Collection Aliasing

2020-01-12

A collection alias is a virtual collection which Solr treats the same as a normal collection. The alias collection may point to one or more real collections.

Some use cases for collection aliasing:

  • Time series data

  • Reindexing content behind the scenes

CREATEALIAS: Create or Modify an Alias for a Collection

The CREATEALIAS action will create a new alias pointing to one or more collections. Aliases come in 2 flavors: standard and routed.

Standard aliases are simple: CREATEALIAS registers the alias name with the names of one or more collections provided by the command. If an existing alias exists, it is replaced/updated. A standard alias can serve as a means to rename a collection, and can be used to atomically swap which backing/underlying collection is "live" for various purposes. When Solr searches an alias pointing to multiple collections, Solr will search all shards of all the collections as an aggregated whole. While it is possible to send updates to an alias spanning multiple collections, standard aliases have no logic for distributing documents among the referenced collections so all updates will go to the first collection in the list.

/admin/collections?action=CREATEALIAS&name=name&collections=collectionlist

Routed aliases are aliases with additional capabilities to act as a kind of super-collection that route updates to the correct collection. Routing is data driven and may be based on a temporal field or on categories specified in a field (normally string based). See Routed Aliases for some important high-level information before getting started.

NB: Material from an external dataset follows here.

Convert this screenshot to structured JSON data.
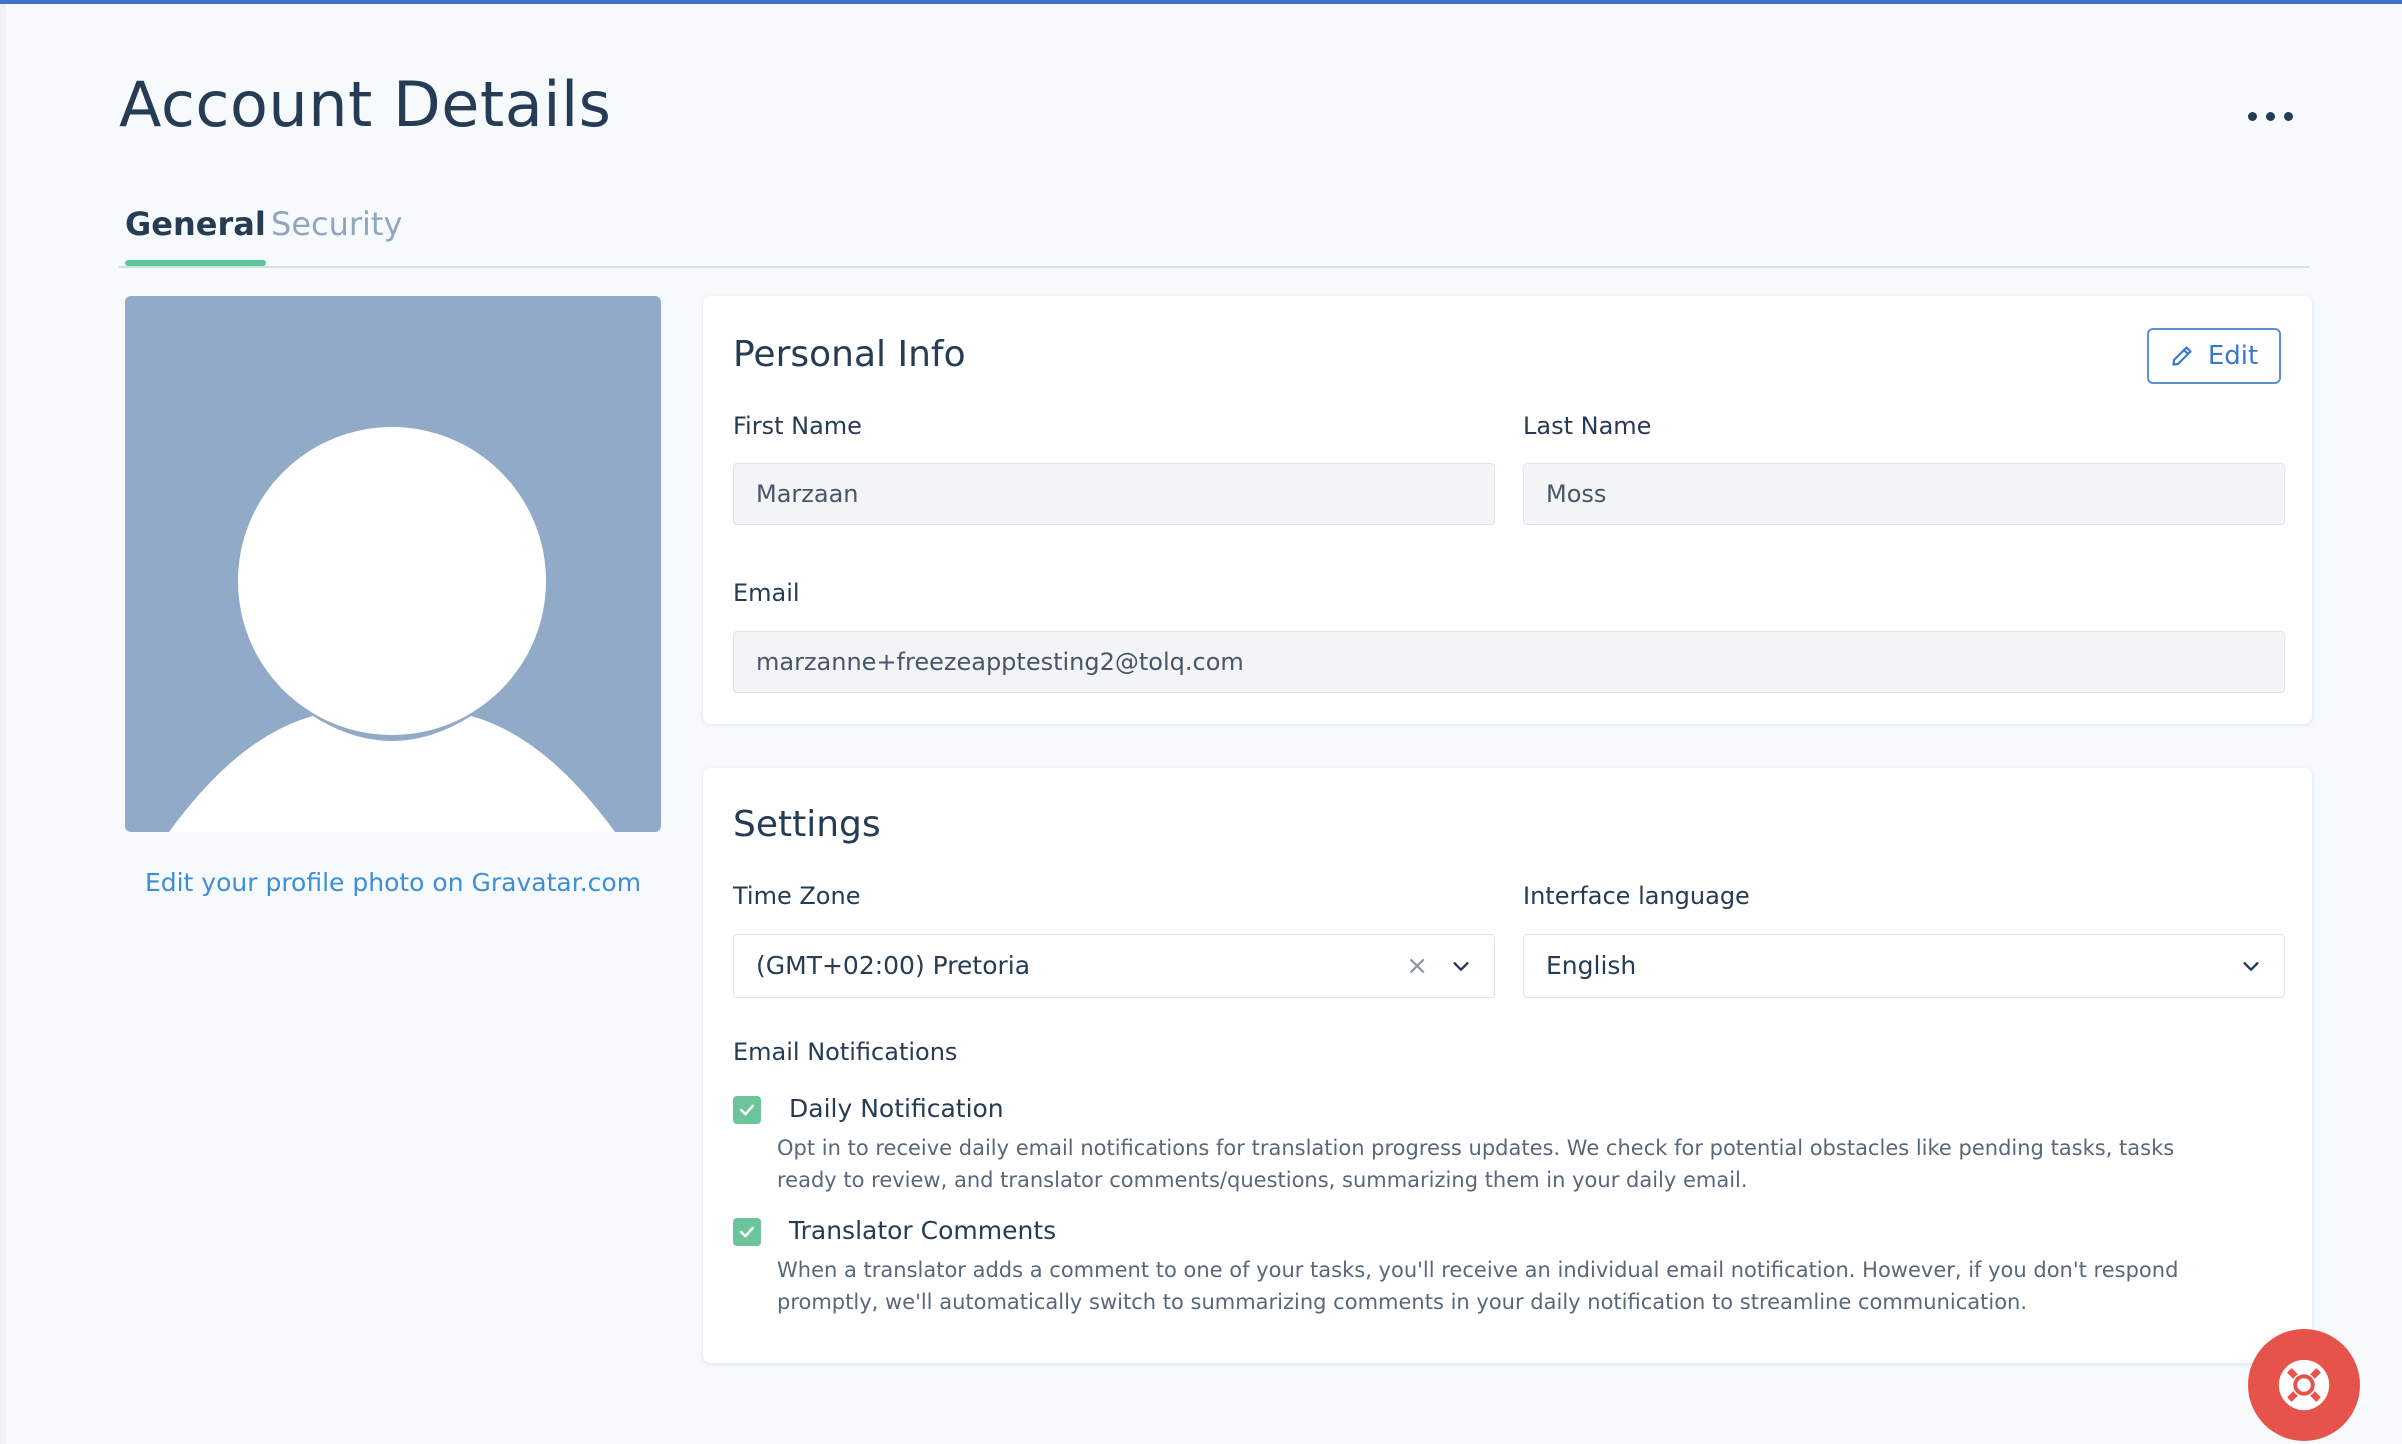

localhost:8983/solr/admin/collections?action=CREATEALIAS&name=timedata&router.start=NOW/DAY&router.field=evt_dt&router.name=time&router.interval=%2B1DAY&router.maxFutureMs=3600000&create-collection.collection.configName=myConfig&create-collection.numShards=2

If run on Jan 15, 2018, the above will create an time routed alias named timedata, that contains collections with names prefixed with timedata and an initial collection named timedata_2018_01_15 will be created immediately. Updates sent to this alias with a (required) value in evt_dt that is before or after 2018-01-15 will be rejected, until the last 60 minutes of 2018-01-15. After 2018-01-15T23:00:00 documents for either 2018-01-15 or 2018-01-16 will be accepted. As soon as the system receives a document for an allowable time window for which there is no collection it will automatically create the next required collection (and potentially any intervening collections if router.interval is smaller than router.maxFutureMs). Both the initial collection and any subsequent collections will be created using the specified configset. All collection creation parameters other than name are allowed, prefixed by create-collection.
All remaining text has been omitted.